The mayor had been mentioned as a possible replacement for provincial council head Ahmed Wali Karzai, the half-brother of the president, who was gunned down July 12 in his heavily-fortified home by a long-time employee and friend.

Hamidi, who has family in Toronto, spent 30 years in exile in Arlington, Virginia as an accountant before being appointed mayor of the volatile provincial capital by President Hamid Karzai in 2007.

The Taliban claimed responsibility for his murder, saying it was revenge over a land dispute involving the demolition of illegally constructed homes.

In several recent interviews with The Canadian Press, Hamidi expressed frustration with powerbrokers who were upset with his attempts at land reform and to clean out corruption in the municipal office.
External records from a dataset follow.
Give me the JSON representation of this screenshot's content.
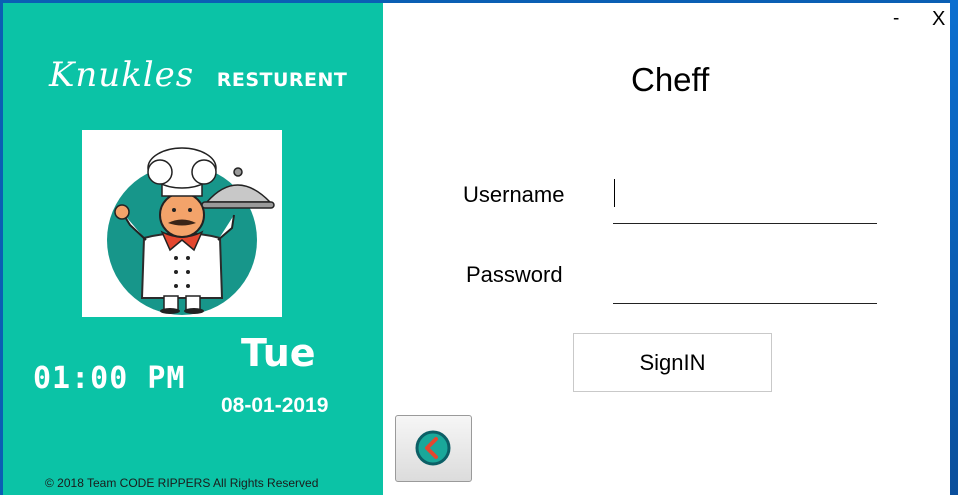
{
  "window": {
    "minimize_label": "-",
    "close_label": "X"
  },
  "brand": {
    "script_name": "Knukles",
    "word": "RESTURENT"
  },
  "clock": {
    "time": "01:00 PM",
    "day": "Tue",
    "date": "08-01-2019"
  },
  "footer": {
    "copyright": "© 2018 Team CODE RIPPERS All Rights Reserved"
  },
  "login": {
    "role_title": "Cheff",
    "username_label": "Username",
    "username_value": "",
    "password_label": "Password",
    "password_value": "",
    "signin_label": "SignIN"
  },
  "colors": {
    "panel": "#0bc3a6",
    "accent": "#e4472f"
  },
  "icons": {
    "back": "chevron-left-icon",
    "chef": "chef-illustration"
  }
}
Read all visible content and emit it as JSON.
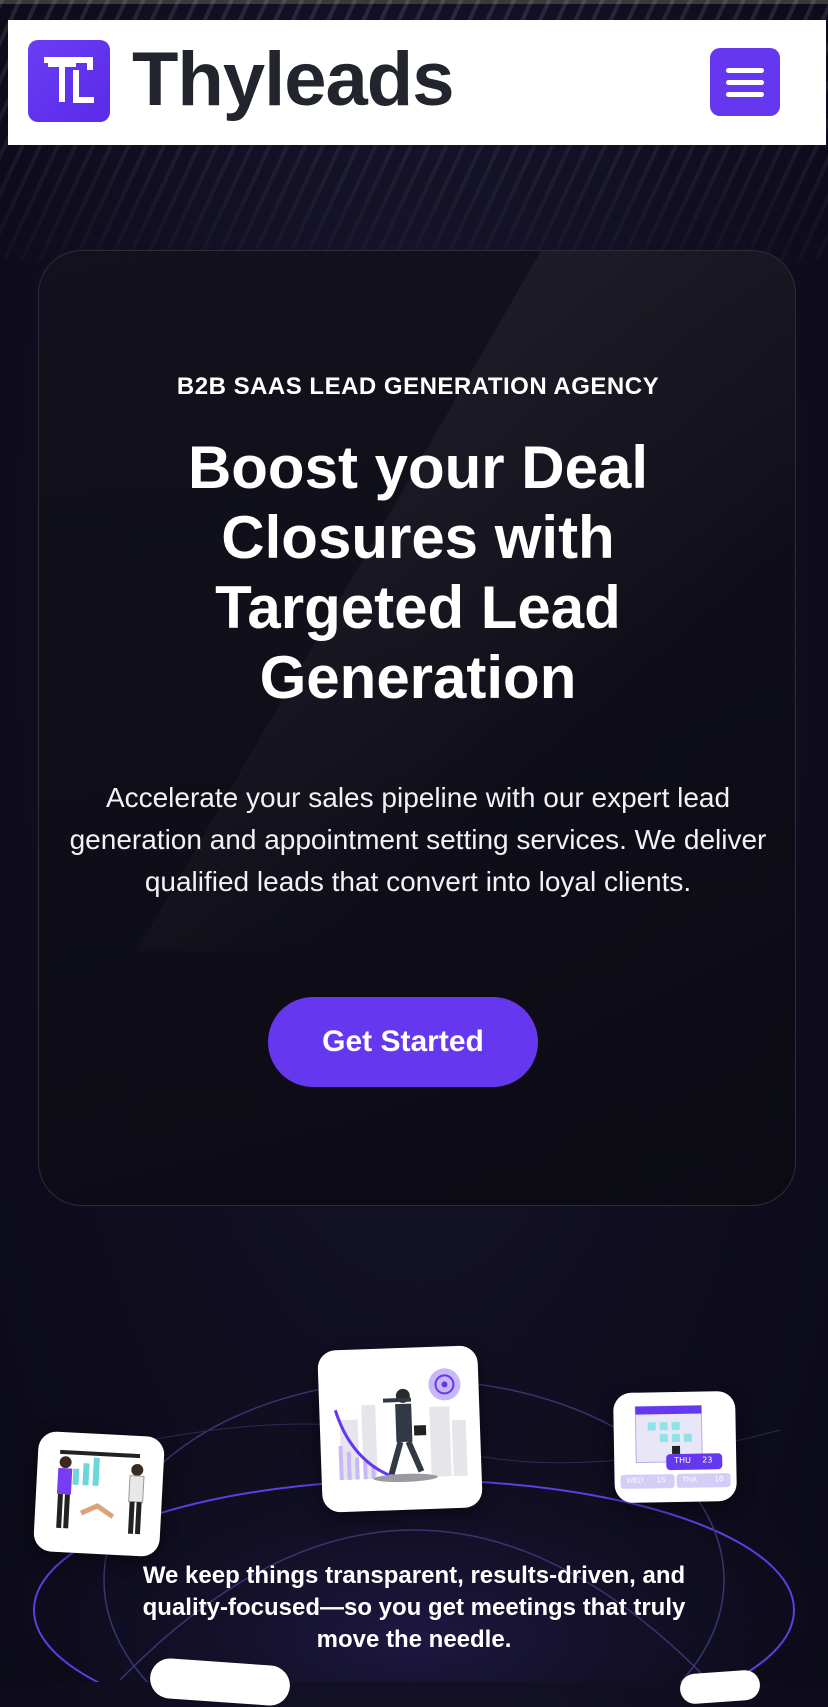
{
  "header": {
    "brand_name": "Thyleads",
    "logo_letters": "TL",
    "menu_icon": "hamburger-menu-icon",
    "accent": "#6537ef"
  },
  "hero": {
    "eyebrow": "B2B SAAS LEAD GENERATION AGENCY",
    "headline": "Boost your Deal Closures with Targeted Lead Generation",
    "subtext": "Accelerate your sales pipeline with our expert lead generation and appointment setting services. We deliver qualified leads that convert into loyal clients.",
    "cta_label": "Get Started"
  },
  "illustrations": {
    "left": "handshake-presentation-illustration",
    "center": "target-growth-illustration",
    "right": "calendar-scheduling-illustration",
    "calendar_labels": {
      "highlight": "THU",
      "highlight_day": "23",
      "days": [
        "WED",
        "15",
        "THA",
        "10"
      ]
    }
  },
  "tagline": "We keep things transparent, results-driven, and quality-focused—so you get meetings that truly move the needle.",
  "colors": {
    "background": "#100e20",
    "accent": "#6537ef",
    "card_border": "#2e2c3c"
  }
}
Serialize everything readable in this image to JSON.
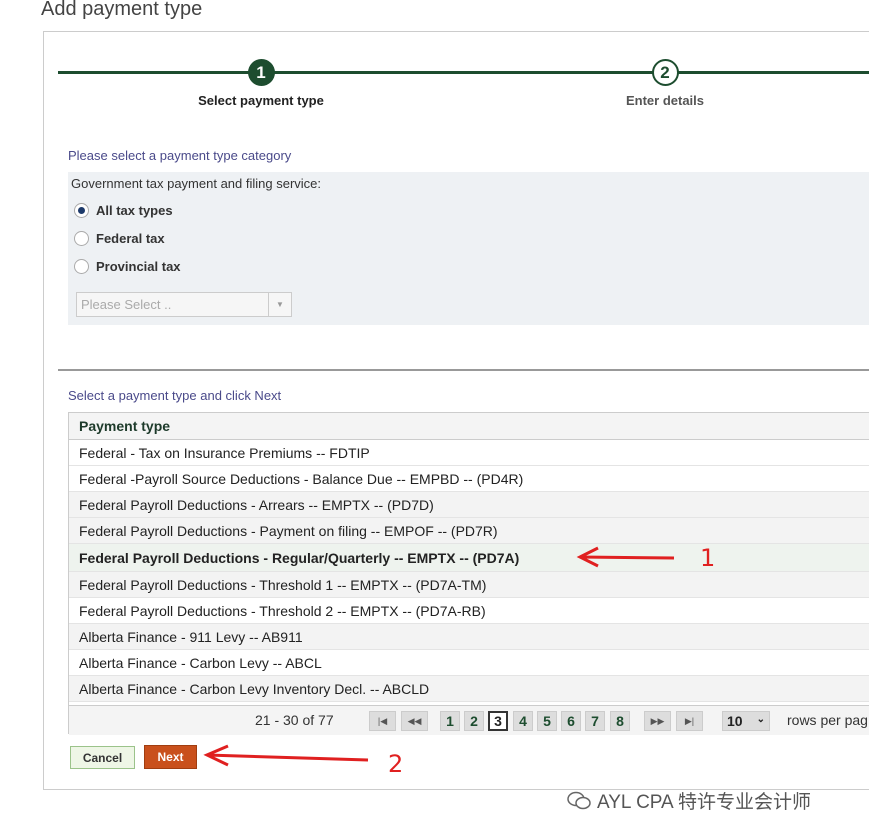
{
  "page_title": "Add payment type",
  "steps": [
    {
      "number": "1",
      "label": "Select payment type"
    },
    {
      "number": "2",
      "label": "Enter details"
    }
  ],
  "category": {
    "heading": "Please select a payment type category",
    "label": "Government tax payment and filing service:",
    "options": [
      "All tax types",
      "Federal tax",
      "Provincial tax"
    ],
    "selected_option": "All tax types",
    "select_placeholder": "Please Select .."
  },
  "payment": {
    "heading": "Select a payment type and click Next",
    "column_header": "Payment type",
    "rows": [
      "Federal - Tax on Insurance Premiums -- FDTIP",
      "Federal -Payroll Source Deductions - Balance Due -- EMPBD -- (PD4R)",
      "Federal Payroll Deductions - Arrears -- EMPTX -- (PD7D)",
      "Federal Payroll Deductions - Payment on filing -- EMPOF -- (PD7R)",
      "Federal Payroll Deductions - Regular/Quarterly -- EMPTX -- (PD7A)",
      "Federal Payroll Deductions - Threshold 1 -- EMPTX -- (PD7A-TM)",
      "Federal Payroll Deductions - Threshold 2 -- EMPTX -- (PD7A-RB)",
      "Alberta Finance - 911 Levy -- AB911",
      "Alberta Finance - Carbon Levy -- ABCL",
      "Alberta Finance - Carbon Levy Inventory Decl. -- ABCLD"
    ],
    "selected_row": "Federal Payroll Deductions - Regular/Quarterly -- EMPTX -- (PD7A)"
  },
  "pager": {
    "info": "21 - 30 of 77",
    "pages": [
      "1",
      "2",
      "3",
      "4",
      "5",
      "6",
      "7",
      "8"
    ],
    "current_page": "3",
    "rows_value": "10",
    "rows_label": "rows per pag"
  },
  "buttons": {
    "cancel": "Cancel",
    "next": "Next"
  },
  "annotations": {
    "arrow1_label": "1",
    "arrow2_label": "2"
  },
  "watermark": "AYL CPA 特许专业会计师",
  "colors": {
    "brand_green": "#1d4d2f",
    "next_button": "#c9501c",
    "annotation_red": "#e02020"
  }
}
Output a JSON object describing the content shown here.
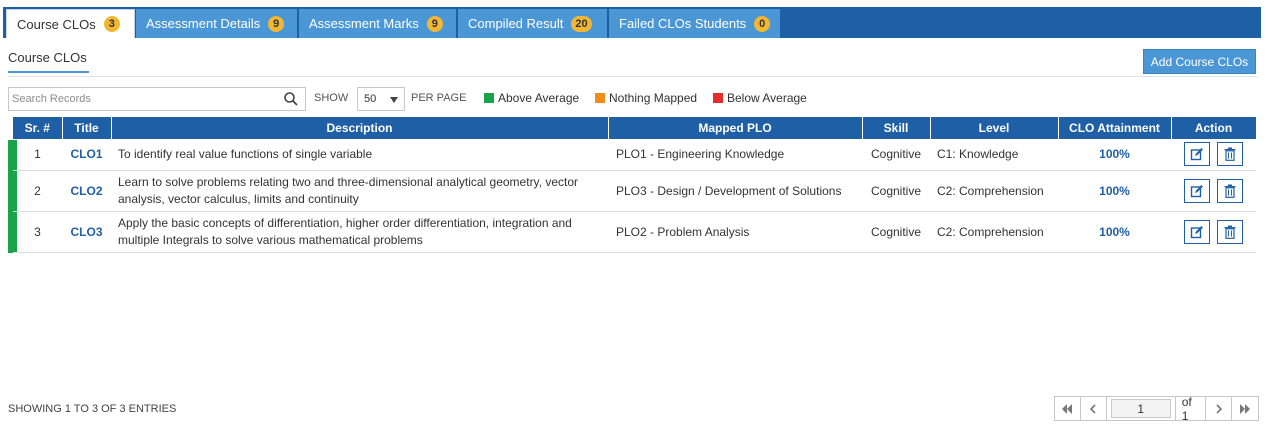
{
  "tabs": [
    {
      "label": "Course CLOs",
      "count": "3"
    },
    {
      "label": "Assessment Details",
      "count": "9"
    },
    {
      "label": "Assessment Marks",
      "count": "9"
    },
    {
      "label": "Compiled Result",
      "count": "20"
    },
    {
      "label": "Failed CLOs Students",
      "count": "0"
    }
  ],
  "section": {
    "title": "Course CLOs",
    "add_button": "Add Course CLOs"
  },
  "toolbar": {
    "search_placeholder": "Search Records",
    "show_label": "SHOW",
    "per_page_value": "50",
    "per_page_label": "PER PAGE"
  },
  "legend": [
    {
      "label": "Above Average",
      "color": "#1aa34a"
    },
    {
      "label": "Nothing Mapped",
      "color": "#f08c1a"
    },
    {
      "label": "Below Average",
      "color": "#e52b2b"
    }
  ],
  "table": {
    "headers": [
      "Sr. #",
      "Title",
      "Description",
      "Mapped PLO",
      "Skill",
      "Level",
      "CLO Attainment",
      "Action"
    ],
    "rows": [
      {
        "sr": "1",
        "title": "CLO1",
        "description": "To identify real value functions of single variable",
        "plo": "PLO1 - Engineering Knowledge",
        "skill": "Cognitive",
        "level": "C1: Knowledge",
        "attainment": "100%",
        "status": "Above Average"
      },
      {
        "sr": "2",
        "title": "CLO2",
        "description": "Learn to solve problems relating two and three-dimensional analytical geometry, vector analysis, vector calculus, limits and continuity",
        "plo": "PLO3 - Design / Development of Solutions",
        "skill": "Cognitive",
        "level": "C2: Comprehension",
        "attainment": "100%",
        "status": "Above Average"
      },
      {
        "sr": "3",
        "title": "CLO3",
        "description": "Apply the basic concepts of differentiation, higher order differentiation, integration and multiple Integrals to solve various mathematical problems",
        "plo": "PLO2 - Problem Analysis",
        "skill": "Cognitive",
        "level": "C2: Comprehension",
        "attainment": "100%",
        "status": "Above Average"
      }
    ]
  },
  "footer": {
    "info": "SHOWING 1 TO 3 OF 3 ENTRIES",
    "page": "1",
    "of_label": "of 1"
  },
  "colors": {
    "primary": "#1f5fa6",
    "tab": "#4b97d6",
    "badge": "#f2b632",
    "status_above": "#1aa34a"
  },
  "icons": {
    "search": "search-icon",
    "edit": "edit-icon",
    "delete": "trash-icon",
    "first": "first-page-icon",
    "prev": "prev-page-icon",
    "next": "next-page-icon",
    "last": "last-page-icon"
  }
}
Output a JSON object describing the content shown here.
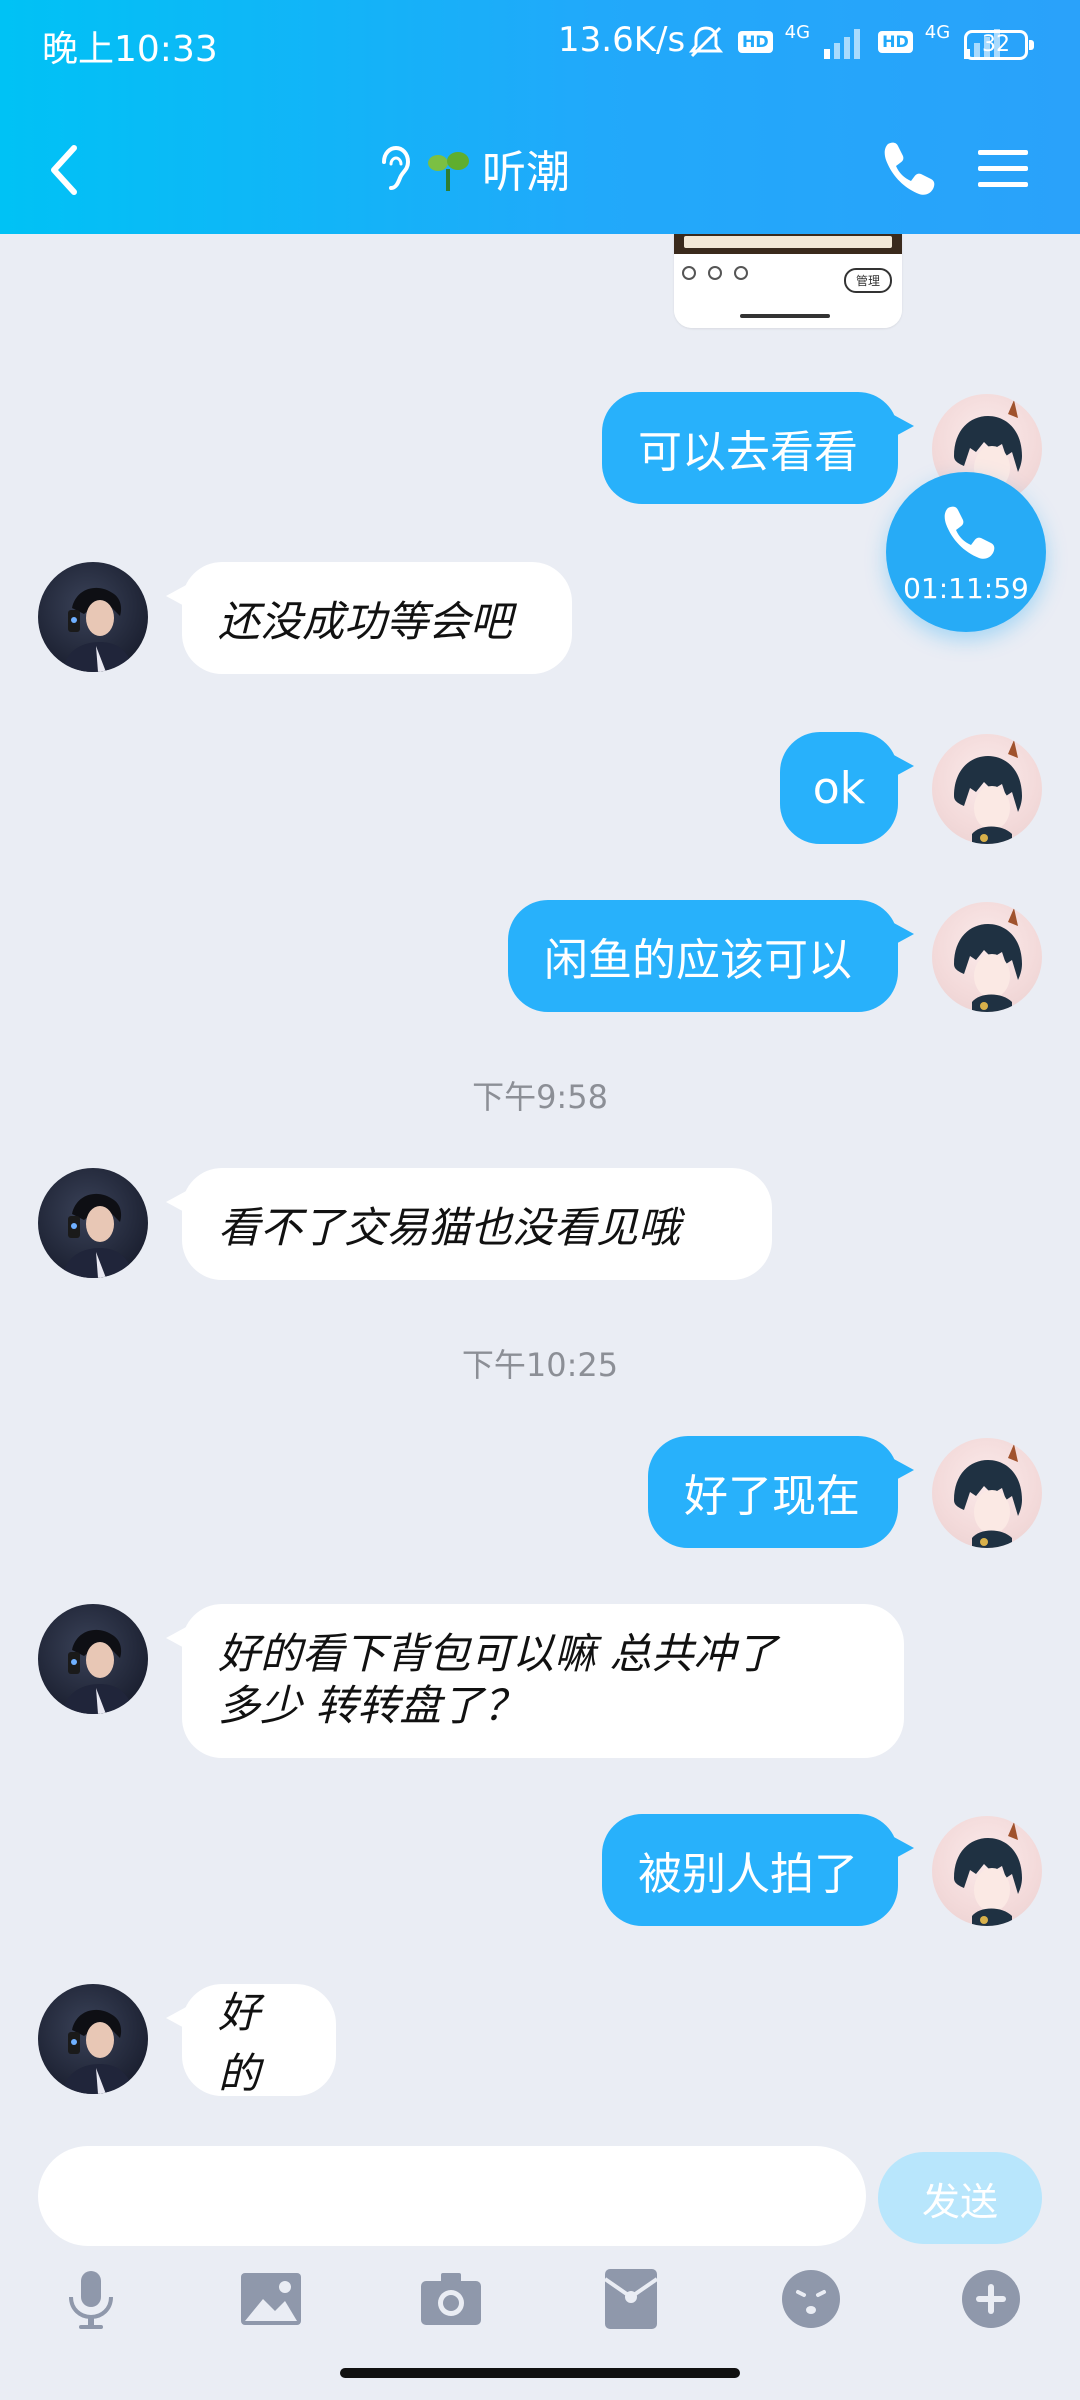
{
  "status_bar": {
    "time": "晚上10:33",
    "network_speed": "13.6K/s",
    "hd1": "HD",
    "hd2": "HD",
    "sig1": "4G",
    "sig2": "4G",
    "battery": "32"
  },
  "header": {
    "title": "听潮",
    "icons": [
      "back-arrow-icon",
      "ear-icon",
      "sprout-icon",
      "phone-icon",
      "menu-icon"
    ]
  },
  "shared_image": {
    "manage_label": "管理"
  },
  "messages": [
    {
      "from": "me",
      "text": "可以去看看"
    },
    {
      "from": "them",
      "text": "还没成功等会吧"
    },
    {
      "from": "me",
      "text": "ok"
    },
    {
      "from": "me",
      "text": "闲鱼的应该可以"
    },
    {
      "type": "time",
      "text": "下午9:58"
    },
    {
      "from": "them",
      "text": "看不了交易猫也没看见哦"
    },
    {
      "type": "time",
      "text": "下午10:25"
    },
    {
      "from": "me",
      "text": "好了现在"
    },
    {
      "from": "them",
      "text_line1": "好的看下背包可以嘛 总共冲了",
      "text_line2": "多少 转转盘了？"
    },
    {
      "from": "me",
      "text": "被别人拍了"
    },
    {
      "from": "them",
      "text": "好的"
    }
  ],
  "call_float": {
    "duration": "01:11:59"
  },
  "composer": {
    "placeholder": "",
    "send_label": "发送",
    "tools": [
      "microphone-icon",
      "image-icon",
      "camera-icon",
      "red-packet-icon",
      "emoji-icon",
      "plus-icon"
    ]
  },
  "colors": {
    "accent": "#28B1FB",
    "background": "#EAEDF4"
  }
}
“I am conducting jihad against these corrupt people,” he said in an interview earlier this month in his office at the provincial governor’s palace.

During his tenure, he fired a number of municipal officials who were working as engineers under false credentials.

Hamidi also tossed some district managers who were taking bribes.

He recently angered the establishment by ordering that shops set up near the city’s beautiful blue mosque be closed and bulldozed because they were too close to the holy site.

The decision prompted loud complaints before a recent provincial council meeting.

Hamidi survived other assassination attempts, including a March 2009 bombing, which prompted Canadian officials to buy him an armour-plated SUV.

Instead of blaming it on the Taliban, he pointed the finger at powerbrokers and noted the attack against him happened within sight of a police station.

“They put (a) bomb 60 metres from a police checkpoint. How are they coming here?” Hamidi asked in a separate interview last December.

“The municipality office is the only organization that wants to fight corruption. Now those corrupt people want to destroy the municipality office and (don’t want it) to serve the people.”

Two of his deputies were assassinated by the Taliban over the last few years, prompting a mass exodus of municipal staff who felt it too dangerous to work for the city.

The mayor’s death has the potential to destabilize Kandahar to a greater extent than the recent murder of Wali Karzai.

Unlike the president’s half-brother, Hamidi was reasonably popular among ordinary Kandaharis because of his willingness to stick a finger in the eye of powerbrokers and foreign governments alike.

He complained loudly about Canada’s $1.9 million project to erect solar streets lights in the city. Many of the devices didn’t work.

Hamidi wrote to Ambassador William Crosbie in Kabul with his frustration about the contractor.